I’m not particularly familiar, nor entirely comfortable with the jargon that’s being adopted in occupational therapy – yes, maybe the comfort level would increase if I were more familiar with it!  But if I find it challenging, why would psychologists and other prominent scientists and clinicians bother to move from their language to another whole new language when their terminology seems, at least superficially, to describe much of what occupational therapists consider important.

Is ‘occupational behaviour’ all that different from ‘values-based committed action’?

I’m not sure, and maybe I’m a bit too immersed in psychological literature around pain management to see clearly at this point.

What I am sure about is that increasingly, the literature is starting to demonstrate that things that matter to individuals, such as values and roles and context, when they’re used therapeutically, improve function, reduce distress and make a difference.  That means I can have confidence that it’s important to acknowledge and embrace the individualised approach when I’m working with people.

Now that’s got to be good for people seeking help with their pain!

McCracken, L. M. Toward understanding acceptance and psychological flexibility in chronic pain. Pain, 149(3), 420-421.
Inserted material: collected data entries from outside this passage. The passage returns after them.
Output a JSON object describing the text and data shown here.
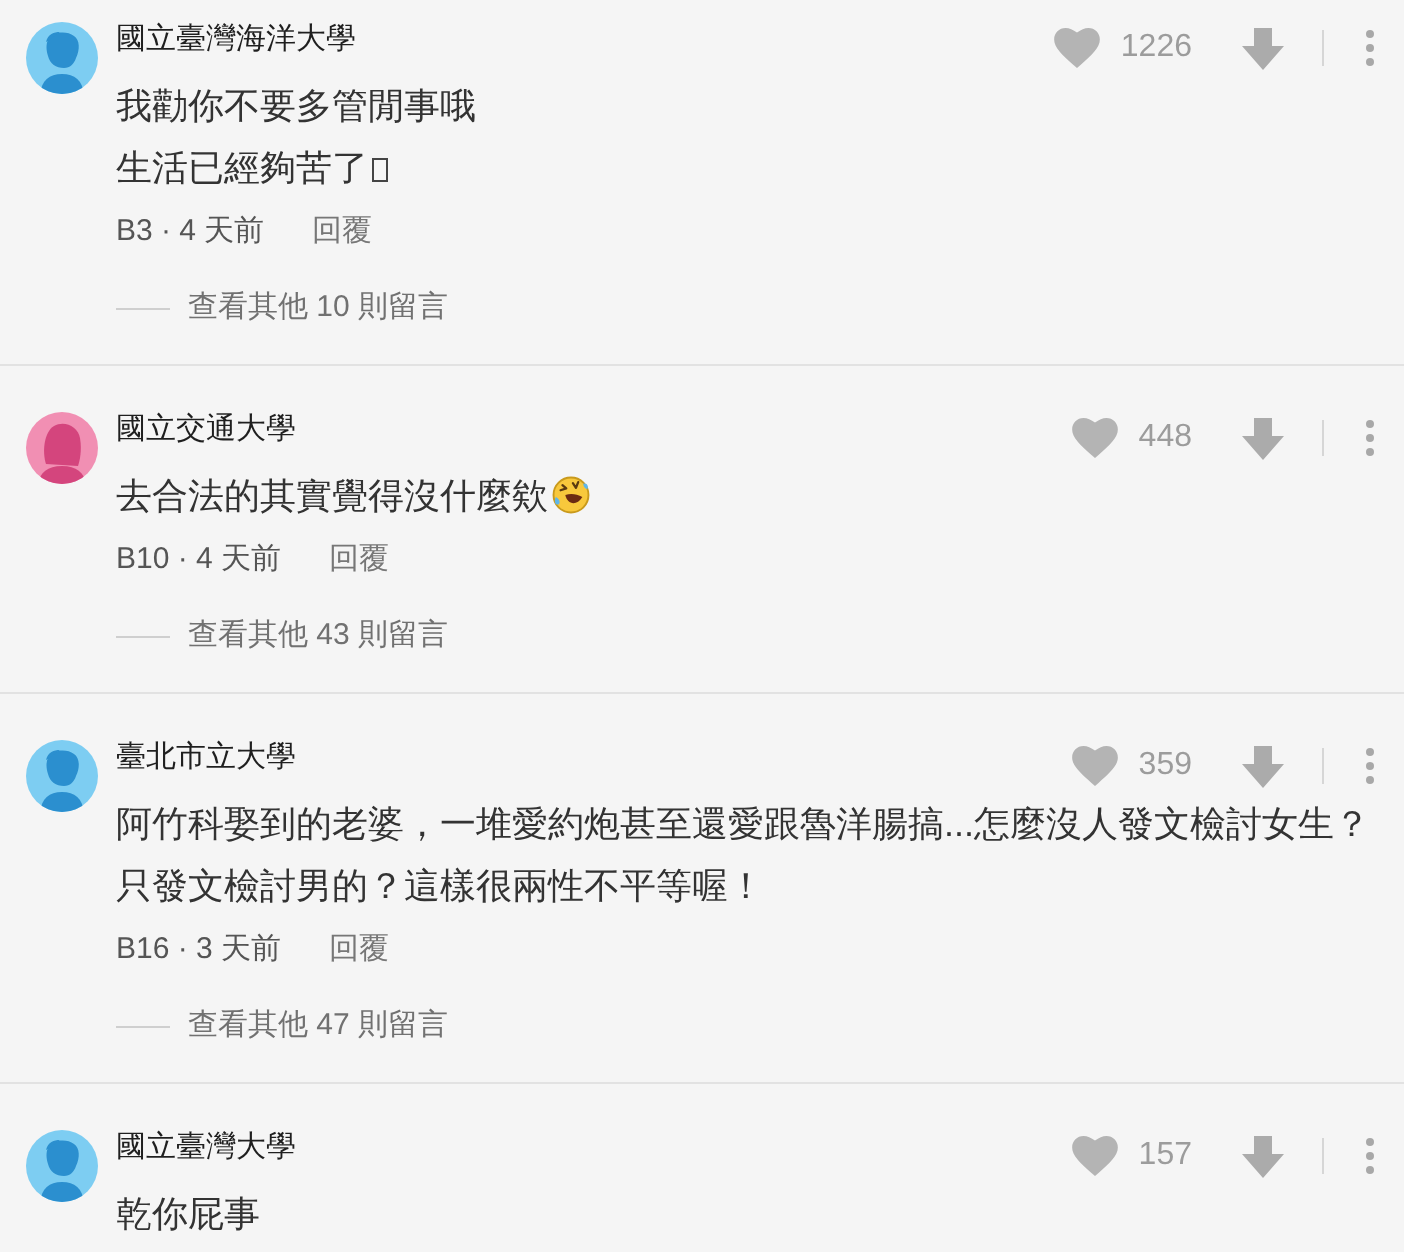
{
  "comments": [
    {
      "author": "國立臺灣海洋大學",
      "avatar": {
        "kind": "male"
      },
      "lines": [
        "我勸你不要多管閒事哦",
        "生活已經夠苦了"
      ],
      "trailing_icon": {
        "kind": "missing-glyph"
      },
      "likes": "1226",
      "meta": "B3 · 4 天前",
      "reply": "回覆",
      "more_replies": "查看其他 10 則留言"
    },
    {
      "author": "國立交通大學",
      "avatar": {
        "kind": "female"
      },
      "lines": [
        "去合法的其實覺得沒什麼欸"
      ],
      "trailing_icon": {
        "kind": "laughing-emoji"
      },
      "likes": "448",
      "meta": "B10 · 4 天前",
      "reply": "回覆",
      "more_replies": "查看其他 43 則留言"
    },
    {
      "author": "臺北市立大學",
      "avatar": {
        "kind": "male"
      },
      "lines": [
        "阿竹科娶到的老婆，一堆愛約炮甚至還愛跟魯洋腸搞...怎麼沒人發文檢討女生？只發文檢討男的？這樣很兩性不平等喔！"
      ],
      "likes": "359",
      "meta": "B16 · 3 天前",
      "reply": "回覆",
      "more_replies": "查看其他 47 則留言"
    },
    {
      "author": "國立臺灣大學",
      "avatar": {
        "kind": "male"
      },
      "lines": [
        "乾你屁事"
      ],
      "likes": "157"
    }
  ]
}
Vowles, K. E., & McCracken, L. M. (2008). Acceptance and values-based action in chronic pain: A study of treatment effectiveness and process. Journal of Consulting and Clinical Psychology, 76(3), 397-407.

Schrooten, M. G. S., & Vlaeyen, J. W. S. Becoming active again? Further thoughts on goal pursuit in chronic pain. Pain, 149(3), 422-423.

McCracken, L. M., & Velleman, S. C. Psychological flexibility in adults with chronic pain: A study of acceptance, mindfulness, and values-based action in primary care. Pain, 148(1), 141-147.

3 comments

  1. I couldn’t have said it better myself! These kinds of discussions have come up in my OT classes, but they’re often framed as “how can we protect our profession?” rather than “how can we take advantage of the shared goals we have with other professions?” I have felt that OT’s spend too much time trying to reinvent themselves (developing new models and frames of reference) rather than learning to speak the language that is used in psychology and other fields. And, I, too, find myself more confused by the OT terminology than I ever was of the concepts in psychology.

    If psychologists are developing approaches that build on OT priniciples and vice versa, it is an exciting thing! Ultimately it means better potential for quality patient care. The implications that these shifts may have on our profession (real or imagined) should be considered secondary to the implications for advancing patient care.

    1. Thanks! It’s been one of those things on my mind forever really, but the work I’ve been doing on ACT has helped me get much more articulate about it! Glad you had some time to visit.